Deduje que la finada era una dama muy anciana, porque quien seguía el ataúd era
también un caballero muy anciano, flaquito, sostenido por dos robustos señores
que seguramente eran sus hijos, y enfundado en un traje obscuro que le quedaba
inmensamente grande, como si antaño fuera un hombre vigoroso y los años y la
enfermedad lo fueron achicando. Ni que decir, lo grande que le quedaba el
cuello de la camisa del que colgaba una corbata negra anudada de cualquier manera,
y de donde surgía un cuello flaco, nudoso, para sostener una cabeza que iba
camino a ser nada más que un cráneo. Patético. Triste. Si la curiosidad es una
culpa, acepto la mía, porque seguí aquel cortejo, y ví cómo, con esa prisa de
acabar lo más pronto posible que tienen los deudos cuando entierran a una
anciana quizás por mucho tiempo enferma, depositaban el ataúd en un lujoso
panteón, y empezaron a marcharse. Me fijé en el esposo. El rostro sereno, la
mirada perdida, sin expresión. Solo una solitaria lágrima había quedado presa
en una arruga de su cara. Sus dos robustos hijos, uno a cada lado siempre, le
hicieron girar para marcharse, pero se resistió, débilmente, pero se resistió. Por
alguna razón quería que darse más.

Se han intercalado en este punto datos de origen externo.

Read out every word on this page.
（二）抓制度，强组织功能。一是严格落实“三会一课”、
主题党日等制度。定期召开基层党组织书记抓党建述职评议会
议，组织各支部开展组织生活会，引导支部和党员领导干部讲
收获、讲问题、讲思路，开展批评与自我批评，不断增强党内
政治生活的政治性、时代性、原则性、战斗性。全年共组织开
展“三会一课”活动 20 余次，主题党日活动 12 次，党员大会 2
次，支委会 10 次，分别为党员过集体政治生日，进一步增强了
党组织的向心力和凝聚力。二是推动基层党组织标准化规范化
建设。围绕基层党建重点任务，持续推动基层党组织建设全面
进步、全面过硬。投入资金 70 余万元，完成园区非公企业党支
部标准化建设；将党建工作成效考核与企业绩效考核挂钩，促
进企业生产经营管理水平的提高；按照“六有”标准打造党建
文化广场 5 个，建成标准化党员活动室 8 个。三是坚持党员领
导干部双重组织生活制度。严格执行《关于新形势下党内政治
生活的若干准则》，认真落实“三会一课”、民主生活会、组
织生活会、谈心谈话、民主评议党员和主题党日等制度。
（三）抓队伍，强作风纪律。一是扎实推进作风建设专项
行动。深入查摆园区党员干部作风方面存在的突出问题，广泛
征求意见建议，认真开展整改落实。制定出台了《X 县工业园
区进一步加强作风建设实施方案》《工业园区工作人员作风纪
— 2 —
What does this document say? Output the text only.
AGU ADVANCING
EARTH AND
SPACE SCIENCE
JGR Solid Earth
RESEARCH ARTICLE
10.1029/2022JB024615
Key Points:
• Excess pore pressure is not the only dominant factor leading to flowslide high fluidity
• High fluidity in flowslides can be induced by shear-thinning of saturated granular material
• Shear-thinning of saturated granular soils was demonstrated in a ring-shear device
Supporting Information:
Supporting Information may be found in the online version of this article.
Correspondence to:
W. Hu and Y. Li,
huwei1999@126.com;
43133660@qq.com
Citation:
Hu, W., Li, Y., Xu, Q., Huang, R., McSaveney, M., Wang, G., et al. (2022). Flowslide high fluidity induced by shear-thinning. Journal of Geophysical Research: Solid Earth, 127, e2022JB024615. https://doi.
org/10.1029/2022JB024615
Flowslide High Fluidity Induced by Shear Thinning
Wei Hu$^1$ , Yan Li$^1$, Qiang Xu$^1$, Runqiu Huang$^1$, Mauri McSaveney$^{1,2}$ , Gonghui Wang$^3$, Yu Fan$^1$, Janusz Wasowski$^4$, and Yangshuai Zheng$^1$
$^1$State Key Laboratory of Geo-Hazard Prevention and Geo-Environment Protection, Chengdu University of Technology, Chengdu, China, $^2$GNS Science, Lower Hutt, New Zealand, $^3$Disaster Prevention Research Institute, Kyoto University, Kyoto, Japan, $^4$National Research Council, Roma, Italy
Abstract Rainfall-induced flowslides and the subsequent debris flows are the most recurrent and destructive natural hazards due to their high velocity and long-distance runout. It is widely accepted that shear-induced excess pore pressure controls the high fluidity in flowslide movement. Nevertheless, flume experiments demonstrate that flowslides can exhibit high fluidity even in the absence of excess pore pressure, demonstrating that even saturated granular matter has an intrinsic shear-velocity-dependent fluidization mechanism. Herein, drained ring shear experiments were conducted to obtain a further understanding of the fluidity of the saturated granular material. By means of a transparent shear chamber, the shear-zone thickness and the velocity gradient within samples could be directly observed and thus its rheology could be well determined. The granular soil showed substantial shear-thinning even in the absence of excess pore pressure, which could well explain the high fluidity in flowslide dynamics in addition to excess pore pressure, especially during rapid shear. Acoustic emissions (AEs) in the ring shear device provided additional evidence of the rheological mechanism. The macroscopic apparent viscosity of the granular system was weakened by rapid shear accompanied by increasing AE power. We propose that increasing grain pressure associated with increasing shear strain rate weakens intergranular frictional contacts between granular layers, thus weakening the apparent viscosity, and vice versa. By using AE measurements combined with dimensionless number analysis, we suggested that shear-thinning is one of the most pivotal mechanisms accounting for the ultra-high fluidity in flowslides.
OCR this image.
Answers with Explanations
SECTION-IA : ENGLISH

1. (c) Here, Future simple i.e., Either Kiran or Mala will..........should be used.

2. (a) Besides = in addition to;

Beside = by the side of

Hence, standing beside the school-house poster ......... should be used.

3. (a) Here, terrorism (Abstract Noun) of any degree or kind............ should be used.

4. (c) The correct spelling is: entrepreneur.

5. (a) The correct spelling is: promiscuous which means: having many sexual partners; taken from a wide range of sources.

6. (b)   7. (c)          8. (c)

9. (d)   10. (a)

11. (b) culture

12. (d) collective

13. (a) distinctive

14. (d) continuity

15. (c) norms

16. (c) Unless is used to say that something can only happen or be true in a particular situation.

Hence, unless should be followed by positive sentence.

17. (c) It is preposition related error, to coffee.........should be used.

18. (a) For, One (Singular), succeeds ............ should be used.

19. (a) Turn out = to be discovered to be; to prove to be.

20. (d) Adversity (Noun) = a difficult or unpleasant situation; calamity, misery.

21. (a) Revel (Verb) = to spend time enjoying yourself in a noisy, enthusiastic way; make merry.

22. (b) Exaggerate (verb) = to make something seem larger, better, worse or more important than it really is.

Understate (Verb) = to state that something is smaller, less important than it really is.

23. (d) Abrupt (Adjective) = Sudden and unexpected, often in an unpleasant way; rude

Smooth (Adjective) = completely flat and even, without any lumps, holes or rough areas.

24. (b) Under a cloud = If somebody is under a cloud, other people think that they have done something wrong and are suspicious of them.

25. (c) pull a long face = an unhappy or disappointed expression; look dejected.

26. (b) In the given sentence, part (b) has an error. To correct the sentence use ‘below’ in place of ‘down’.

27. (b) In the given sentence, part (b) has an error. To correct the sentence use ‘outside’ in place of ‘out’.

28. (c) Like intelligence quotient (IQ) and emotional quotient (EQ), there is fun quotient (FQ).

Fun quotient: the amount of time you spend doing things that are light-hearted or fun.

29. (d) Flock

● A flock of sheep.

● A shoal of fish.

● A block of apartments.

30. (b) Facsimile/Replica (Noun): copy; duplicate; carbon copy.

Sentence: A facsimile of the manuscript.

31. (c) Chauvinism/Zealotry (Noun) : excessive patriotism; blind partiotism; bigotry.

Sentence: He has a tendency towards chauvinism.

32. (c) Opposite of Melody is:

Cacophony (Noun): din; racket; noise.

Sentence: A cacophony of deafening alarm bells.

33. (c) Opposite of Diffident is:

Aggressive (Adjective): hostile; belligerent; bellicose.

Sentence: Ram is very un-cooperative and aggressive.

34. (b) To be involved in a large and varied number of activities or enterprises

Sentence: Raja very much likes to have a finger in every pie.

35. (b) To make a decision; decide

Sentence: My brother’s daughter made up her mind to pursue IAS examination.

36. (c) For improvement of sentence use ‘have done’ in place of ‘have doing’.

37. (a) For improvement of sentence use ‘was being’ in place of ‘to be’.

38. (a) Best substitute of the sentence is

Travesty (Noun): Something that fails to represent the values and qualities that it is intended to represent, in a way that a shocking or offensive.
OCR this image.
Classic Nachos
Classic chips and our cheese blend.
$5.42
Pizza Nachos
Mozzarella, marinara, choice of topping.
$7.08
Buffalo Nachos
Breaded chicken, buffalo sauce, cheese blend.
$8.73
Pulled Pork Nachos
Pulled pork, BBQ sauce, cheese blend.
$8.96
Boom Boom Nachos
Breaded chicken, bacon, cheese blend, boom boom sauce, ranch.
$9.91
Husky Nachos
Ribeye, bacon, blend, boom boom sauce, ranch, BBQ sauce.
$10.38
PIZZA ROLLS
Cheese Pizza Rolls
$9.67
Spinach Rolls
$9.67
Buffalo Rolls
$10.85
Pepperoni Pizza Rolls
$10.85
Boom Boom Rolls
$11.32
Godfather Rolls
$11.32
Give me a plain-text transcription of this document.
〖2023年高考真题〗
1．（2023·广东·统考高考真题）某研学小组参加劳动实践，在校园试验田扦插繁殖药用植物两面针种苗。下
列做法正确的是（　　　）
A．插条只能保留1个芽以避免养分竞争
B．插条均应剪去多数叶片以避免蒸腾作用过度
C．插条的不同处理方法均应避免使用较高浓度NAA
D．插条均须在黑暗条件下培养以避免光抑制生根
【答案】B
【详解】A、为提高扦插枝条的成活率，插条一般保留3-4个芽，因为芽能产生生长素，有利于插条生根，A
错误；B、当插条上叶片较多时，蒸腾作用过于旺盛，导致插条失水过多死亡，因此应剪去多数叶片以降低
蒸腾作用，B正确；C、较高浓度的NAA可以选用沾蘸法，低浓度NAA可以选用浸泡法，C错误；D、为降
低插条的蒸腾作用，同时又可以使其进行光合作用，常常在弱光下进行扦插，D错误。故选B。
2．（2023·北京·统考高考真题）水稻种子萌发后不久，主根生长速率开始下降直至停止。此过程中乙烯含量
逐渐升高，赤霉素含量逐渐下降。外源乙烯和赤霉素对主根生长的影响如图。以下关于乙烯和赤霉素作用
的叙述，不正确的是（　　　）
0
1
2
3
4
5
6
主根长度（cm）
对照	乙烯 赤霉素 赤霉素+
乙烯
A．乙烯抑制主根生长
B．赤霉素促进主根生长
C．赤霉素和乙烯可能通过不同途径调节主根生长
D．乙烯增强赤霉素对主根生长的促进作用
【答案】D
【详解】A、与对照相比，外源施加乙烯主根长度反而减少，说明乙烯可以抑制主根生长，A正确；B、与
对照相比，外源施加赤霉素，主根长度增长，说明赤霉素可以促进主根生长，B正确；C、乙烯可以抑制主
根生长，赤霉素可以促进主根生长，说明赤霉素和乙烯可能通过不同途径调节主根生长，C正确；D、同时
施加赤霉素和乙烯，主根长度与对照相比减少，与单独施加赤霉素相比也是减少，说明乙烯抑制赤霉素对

Quería hacer durar unos minutos más quizás setenta
años de vivir, soñar, sufrir y ser felices juntos, o pensaba que un adiós tan
corto insultaba una vida en común tan larga y fecunda. Pero era débil, y cedió
a la fuerza de sus hijos y se dejó llevar, pero mientras caminaba por la
fúnebre avenida, se detenía una y otra vez, miraba atrás, quería volver, como
si en el fondo de su alma oyera una llamada, un "no me dejes sola"
que laceraba su corazón, pero cedía a la fuerza de sus hijos, y volvía a marcharse.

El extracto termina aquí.